Через несколько минут Трофим, не жалея рысачьих сил, летел по обезлюдевшей, голой, чуть припорошенной снегом степи. Пусто и мертво на длинные десятки верст. Лишь блеклые придорожные кусты трав да грачи напоминали о недавнем великолепии степной жизни. Стаей переселяясь куда-то, грачи роились над тарантасом, обгоняли его и никак не могли обогнать.

Вечером, наспех управившись с делами, Трофим решил рассеять кручину. Хозяин пустующего по случаю войны трактира помог ему в этом.

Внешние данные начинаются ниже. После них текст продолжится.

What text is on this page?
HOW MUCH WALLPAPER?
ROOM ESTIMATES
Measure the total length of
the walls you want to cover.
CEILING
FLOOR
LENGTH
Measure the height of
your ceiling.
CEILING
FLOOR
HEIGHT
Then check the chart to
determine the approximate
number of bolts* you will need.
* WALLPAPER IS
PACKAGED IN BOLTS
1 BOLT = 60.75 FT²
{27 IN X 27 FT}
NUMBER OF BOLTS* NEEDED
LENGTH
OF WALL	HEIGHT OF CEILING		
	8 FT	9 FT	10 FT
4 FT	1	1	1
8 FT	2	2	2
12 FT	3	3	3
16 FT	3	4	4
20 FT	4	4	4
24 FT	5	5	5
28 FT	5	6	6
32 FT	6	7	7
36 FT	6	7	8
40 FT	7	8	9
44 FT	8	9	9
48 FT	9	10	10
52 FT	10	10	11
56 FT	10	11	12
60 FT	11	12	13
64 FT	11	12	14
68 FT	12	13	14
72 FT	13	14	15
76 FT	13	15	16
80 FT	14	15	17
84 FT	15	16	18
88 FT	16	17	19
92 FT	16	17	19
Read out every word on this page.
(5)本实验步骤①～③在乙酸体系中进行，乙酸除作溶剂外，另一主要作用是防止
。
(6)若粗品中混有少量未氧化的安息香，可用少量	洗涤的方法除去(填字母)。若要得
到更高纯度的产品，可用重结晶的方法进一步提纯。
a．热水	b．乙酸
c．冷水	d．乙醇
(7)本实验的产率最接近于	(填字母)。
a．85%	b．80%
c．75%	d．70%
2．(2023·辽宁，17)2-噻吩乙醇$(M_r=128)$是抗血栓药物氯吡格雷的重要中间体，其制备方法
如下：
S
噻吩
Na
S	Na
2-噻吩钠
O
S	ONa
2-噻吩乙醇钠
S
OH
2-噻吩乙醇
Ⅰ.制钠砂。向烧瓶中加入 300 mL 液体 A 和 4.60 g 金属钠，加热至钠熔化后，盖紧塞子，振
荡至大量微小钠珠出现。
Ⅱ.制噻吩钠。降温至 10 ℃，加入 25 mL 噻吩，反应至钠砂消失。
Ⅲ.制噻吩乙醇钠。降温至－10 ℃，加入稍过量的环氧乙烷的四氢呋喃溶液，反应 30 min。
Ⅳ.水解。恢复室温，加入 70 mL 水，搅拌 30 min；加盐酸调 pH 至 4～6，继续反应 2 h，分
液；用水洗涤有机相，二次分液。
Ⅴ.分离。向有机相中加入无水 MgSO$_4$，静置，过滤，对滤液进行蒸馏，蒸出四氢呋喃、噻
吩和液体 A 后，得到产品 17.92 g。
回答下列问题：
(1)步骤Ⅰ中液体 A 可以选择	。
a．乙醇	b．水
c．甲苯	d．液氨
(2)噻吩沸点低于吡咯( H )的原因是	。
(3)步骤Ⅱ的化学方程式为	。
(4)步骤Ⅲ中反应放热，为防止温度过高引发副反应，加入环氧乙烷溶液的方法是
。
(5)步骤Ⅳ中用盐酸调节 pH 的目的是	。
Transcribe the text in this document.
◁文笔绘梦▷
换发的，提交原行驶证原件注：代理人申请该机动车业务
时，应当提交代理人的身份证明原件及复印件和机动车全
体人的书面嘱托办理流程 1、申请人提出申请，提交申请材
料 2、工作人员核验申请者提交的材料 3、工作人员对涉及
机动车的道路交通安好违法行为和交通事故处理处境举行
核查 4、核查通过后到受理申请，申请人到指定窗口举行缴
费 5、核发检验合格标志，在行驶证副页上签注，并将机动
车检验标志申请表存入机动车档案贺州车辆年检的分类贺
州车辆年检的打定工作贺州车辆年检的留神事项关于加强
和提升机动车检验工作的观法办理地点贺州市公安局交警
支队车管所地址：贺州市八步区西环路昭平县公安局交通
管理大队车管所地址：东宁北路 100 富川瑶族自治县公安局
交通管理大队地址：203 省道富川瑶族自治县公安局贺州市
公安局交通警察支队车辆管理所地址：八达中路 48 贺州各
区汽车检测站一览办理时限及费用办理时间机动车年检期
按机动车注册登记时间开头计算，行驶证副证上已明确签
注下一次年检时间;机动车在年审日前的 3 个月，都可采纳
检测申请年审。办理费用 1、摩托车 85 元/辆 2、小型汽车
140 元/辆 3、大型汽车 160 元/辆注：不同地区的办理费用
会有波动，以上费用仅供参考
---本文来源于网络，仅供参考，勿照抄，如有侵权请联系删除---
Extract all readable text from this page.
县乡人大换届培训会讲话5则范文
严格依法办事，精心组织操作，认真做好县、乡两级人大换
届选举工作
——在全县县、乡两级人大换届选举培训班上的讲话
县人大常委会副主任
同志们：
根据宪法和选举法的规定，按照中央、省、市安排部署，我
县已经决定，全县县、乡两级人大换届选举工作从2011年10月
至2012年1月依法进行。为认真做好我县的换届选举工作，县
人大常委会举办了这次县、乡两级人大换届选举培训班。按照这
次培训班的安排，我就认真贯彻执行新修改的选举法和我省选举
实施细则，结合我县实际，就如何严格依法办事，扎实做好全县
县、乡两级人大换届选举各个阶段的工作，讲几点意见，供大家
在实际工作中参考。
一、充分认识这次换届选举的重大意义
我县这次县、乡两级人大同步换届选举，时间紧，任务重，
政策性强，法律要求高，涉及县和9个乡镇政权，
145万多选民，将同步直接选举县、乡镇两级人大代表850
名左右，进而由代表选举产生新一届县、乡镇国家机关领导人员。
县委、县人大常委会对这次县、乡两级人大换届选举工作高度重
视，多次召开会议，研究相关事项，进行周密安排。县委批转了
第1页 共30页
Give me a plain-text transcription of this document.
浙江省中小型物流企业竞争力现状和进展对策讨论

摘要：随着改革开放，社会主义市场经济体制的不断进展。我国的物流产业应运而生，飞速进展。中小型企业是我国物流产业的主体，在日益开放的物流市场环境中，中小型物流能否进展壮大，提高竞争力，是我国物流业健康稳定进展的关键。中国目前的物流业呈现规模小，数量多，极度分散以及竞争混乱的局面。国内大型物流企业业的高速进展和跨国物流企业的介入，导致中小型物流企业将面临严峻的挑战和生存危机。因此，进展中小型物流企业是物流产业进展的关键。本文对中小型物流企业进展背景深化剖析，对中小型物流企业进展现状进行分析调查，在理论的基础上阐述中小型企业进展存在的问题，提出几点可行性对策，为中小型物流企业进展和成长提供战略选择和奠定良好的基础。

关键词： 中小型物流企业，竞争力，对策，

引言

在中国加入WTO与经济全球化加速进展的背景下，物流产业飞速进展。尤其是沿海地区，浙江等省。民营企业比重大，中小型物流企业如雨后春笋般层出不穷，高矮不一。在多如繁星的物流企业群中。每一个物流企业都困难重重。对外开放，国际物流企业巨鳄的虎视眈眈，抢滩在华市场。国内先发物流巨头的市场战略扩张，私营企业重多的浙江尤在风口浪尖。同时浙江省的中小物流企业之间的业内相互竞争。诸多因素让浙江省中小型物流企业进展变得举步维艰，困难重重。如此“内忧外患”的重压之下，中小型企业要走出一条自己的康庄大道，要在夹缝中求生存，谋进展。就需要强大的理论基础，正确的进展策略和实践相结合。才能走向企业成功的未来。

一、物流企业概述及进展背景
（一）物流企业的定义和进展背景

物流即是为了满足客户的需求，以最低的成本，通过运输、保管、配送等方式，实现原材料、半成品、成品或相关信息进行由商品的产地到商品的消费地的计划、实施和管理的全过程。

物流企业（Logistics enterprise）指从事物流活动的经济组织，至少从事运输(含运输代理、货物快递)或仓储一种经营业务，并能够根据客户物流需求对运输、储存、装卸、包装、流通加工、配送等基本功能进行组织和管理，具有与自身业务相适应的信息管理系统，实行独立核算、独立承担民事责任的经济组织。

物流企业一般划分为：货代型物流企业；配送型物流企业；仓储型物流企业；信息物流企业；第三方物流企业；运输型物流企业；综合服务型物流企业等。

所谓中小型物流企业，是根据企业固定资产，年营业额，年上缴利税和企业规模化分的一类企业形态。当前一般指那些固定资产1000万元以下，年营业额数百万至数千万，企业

Было уже около полуночи, когда Трофим, пьяный, разомлевший от духоты, сидел наедине с грудастой, на голову выше его девицей и угощал ее леденцами. В тесной, но уютной и чистенькой комнатке, обставленной по-городскому, было жарко натоплено. На столе в беспорядке громоздились консервные банки, рюмки, стаканы, всякая снедь, а посреди всего — ополовиненная бутылка водки. Трофим расслабленно покачивался на стуле, сплевывал под стол, туда же совал и окурки и с ненавистью озирал свою случайную напомаженную подругу. Ее ужимки и городские «финтифлюшки» Трофима раздражали. Он возненавидел ее с той минуты, когда она, поднимая рюмку, брезгливо сморщилась и сказала: «Фи, гадость! Я привыкла не такую пить!» — «Шваль какая! — подумал тогда Трофим, — Тоже мне!.. Корчит из себя…»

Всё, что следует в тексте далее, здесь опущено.